If there are others, I apologize, but I am currently aware of only one doctor who has done this study for decades.  That would be Dr. O up at Memorial Sloan Kettering Cancer Center.  Dr. O has been studying Hodgkin’s Disease and late effects from treatments for decades.  Along with Dr. H out at Stanford U., the two of them are the top doctors in this field.  They both operate what are called “survivor clinics.”  A survivor clinic is where I go for all of my long term side effect issues.  They know the follow up testing that needs to be done based on the treatments you received.  And here is the crazy thing, at least in Dr. O’s case, he routinely has my primary care doctor back home do all the work, treatment and follow up.  And they work like a team perfectly.  My doctor admits that this discipline of knowledge is relatively unknown to her, just as most other doctors as it is not included in their studies.  Where I benefit, is that she has an open mind.  If I were a normal forty-seven year old man, most likely she would not order certain tests once, let alone annually.  But Dr. O has the background, the studies to support how to follow up and treat those of us who were never expected to live this long.

Over time,mor clinics have popped up across the country, Duke University. Dana Farber in Boston, Vanderbuilt, and I believe there is one in Seattle.  There are plenty more.  There are also facilities that specialize in particular systems effected by cancer treatments such as radiation.  The Clevelan Clinic is one of the, if not the best cardiac hospitals for patients who have had radiation therapy to their chest area.

Through internet support, I had known so much about MSKCC already, I just had to figure out how to get there, and if needed to frequently, the logistics of how that would work out.  I could have gone down to Philadelphia where there is another good survivor’s clinc, but unlike MSKCC, I had not heard of anyone going there.  This is not to say they were not good.  Of course they are one of the top hospitals in the country for treating cancer, it would only make sense that they would be great at managing survival as well.  But I had the opportunity to see Dr. O, who I consider the best in the world for dealing with long term effects.  And I was lucky as well as blessed to get to be his patient.  He does for me, what should have been done twenty-three years ago, and what is done automatically now for new cancer patients, follow-ups.  He has a plan, just for me.  He has another plan for another patient, and so on.  I see several disciplines of medicine from gastrointestinal, cardiac, pulmonary, physiatry, psychiatry, and ENT.  We are all different, but under his care, we are all treated with the best care available.

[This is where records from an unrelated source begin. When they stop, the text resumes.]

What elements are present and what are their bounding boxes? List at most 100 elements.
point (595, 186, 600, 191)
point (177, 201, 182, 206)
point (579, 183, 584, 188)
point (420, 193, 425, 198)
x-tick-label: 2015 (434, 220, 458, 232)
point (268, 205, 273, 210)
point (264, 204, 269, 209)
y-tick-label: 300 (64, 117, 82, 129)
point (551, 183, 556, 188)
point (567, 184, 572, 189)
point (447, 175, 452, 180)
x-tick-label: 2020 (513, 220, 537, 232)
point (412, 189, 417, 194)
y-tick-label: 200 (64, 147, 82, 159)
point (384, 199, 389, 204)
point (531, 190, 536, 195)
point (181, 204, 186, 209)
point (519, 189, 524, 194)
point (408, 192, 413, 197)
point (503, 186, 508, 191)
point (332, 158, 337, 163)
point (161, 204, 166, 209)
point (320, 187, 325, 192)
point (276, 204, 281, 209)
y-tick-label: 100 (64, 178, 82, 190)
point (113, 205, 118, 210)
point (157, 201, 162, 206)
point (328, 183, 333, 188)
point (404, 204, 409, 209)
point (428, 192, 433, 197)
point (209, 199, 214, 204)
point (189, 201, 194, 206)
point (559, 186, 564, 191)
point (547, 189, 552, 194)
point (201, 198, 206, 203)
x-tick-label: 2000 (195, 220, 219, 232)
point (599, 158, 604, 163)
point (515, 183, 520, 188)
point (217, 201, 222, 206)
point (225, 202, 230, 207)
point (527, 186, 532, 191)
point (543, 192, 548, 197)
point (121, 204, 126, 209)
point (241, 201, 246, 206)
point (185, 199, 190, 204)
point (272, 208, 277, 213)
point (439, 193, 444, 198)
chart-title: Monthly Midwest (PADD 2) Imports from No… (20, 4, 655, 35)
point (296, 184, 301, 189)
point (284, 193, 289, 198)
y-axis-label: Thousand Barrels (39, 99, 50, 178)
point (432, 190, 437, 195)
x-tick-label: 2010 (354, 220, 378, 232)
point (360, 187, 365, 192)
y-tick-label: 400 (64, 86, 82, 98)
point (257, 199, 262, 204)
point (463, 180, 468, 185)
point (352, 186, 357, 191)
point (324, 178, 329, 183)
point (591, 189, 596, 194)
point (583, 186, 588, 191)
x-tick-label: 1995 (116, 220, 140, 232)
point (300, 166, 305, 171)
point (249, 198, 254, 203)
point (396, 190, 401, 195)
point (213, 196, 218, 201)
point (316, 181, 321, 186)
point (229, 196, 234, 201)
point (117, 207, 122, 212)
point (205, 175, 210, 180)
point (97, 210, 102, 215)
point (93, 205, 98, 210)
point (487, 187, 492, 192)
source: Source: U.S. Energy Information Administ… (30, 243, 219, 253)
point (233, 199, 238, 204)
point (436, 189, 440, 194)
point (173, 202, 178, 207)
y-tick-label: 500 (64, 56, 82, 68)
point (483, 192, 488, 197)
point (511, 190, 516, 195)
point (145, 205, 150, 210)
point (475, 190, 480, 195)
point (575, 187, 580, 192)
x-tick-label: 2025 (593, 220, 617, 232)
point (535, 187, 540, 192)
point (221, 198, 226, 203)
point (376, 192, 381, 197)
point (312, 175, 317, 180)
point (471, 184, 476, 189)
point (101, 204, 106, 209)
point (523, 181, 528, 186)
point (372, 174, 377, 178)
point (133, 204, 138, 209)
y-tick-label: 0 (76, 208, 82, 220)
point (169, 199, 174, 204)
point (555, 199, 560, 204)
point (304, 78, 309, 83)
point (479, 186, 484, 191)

Because some of our side effects are so unusual, it requires knowledge of all the radiation strategies used decades ago, and the various side affects of chemotheraputic drugs.  This is where I come in, where you might come in.  Many of us do not have our records any longer from decades ago.  Mine were incinerated.  But Dr. O was able to figure out the protocol for 1988 for me, and the dosages, and that is what determined his plan to follow me up with.  Now of course, it is not spot on.  My body has decided not to follow even Dr. O’s book.  But anything that occurs with me, he is made aware of it.  My primary care doctor is made aware of it.  I make sure that everyone involved in my care is made aware of it, and has copies of all pertinent reports.

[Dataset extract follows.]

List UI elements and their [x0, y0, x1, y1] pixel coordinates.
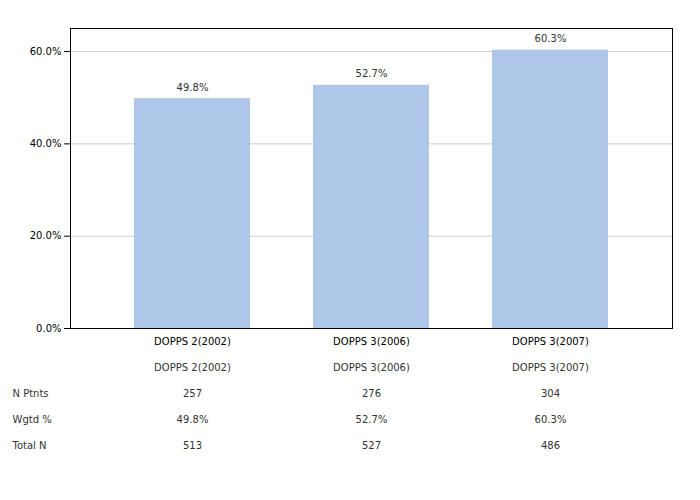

So why do I go to Manhattan, on average once a month, if not twice?  Peace of mind.  I do get a lot of time to meditate to help me relax which is something I have a hard time doing.  But I know Dr. O will leave no stone unturned if I complain about it.  I knew each doctor that he refers me to, will treat my case as legitimate without having to waste time justifying everything.  But as part of my treatment team, I need to know that I am included in everything being decided.  And he does just that.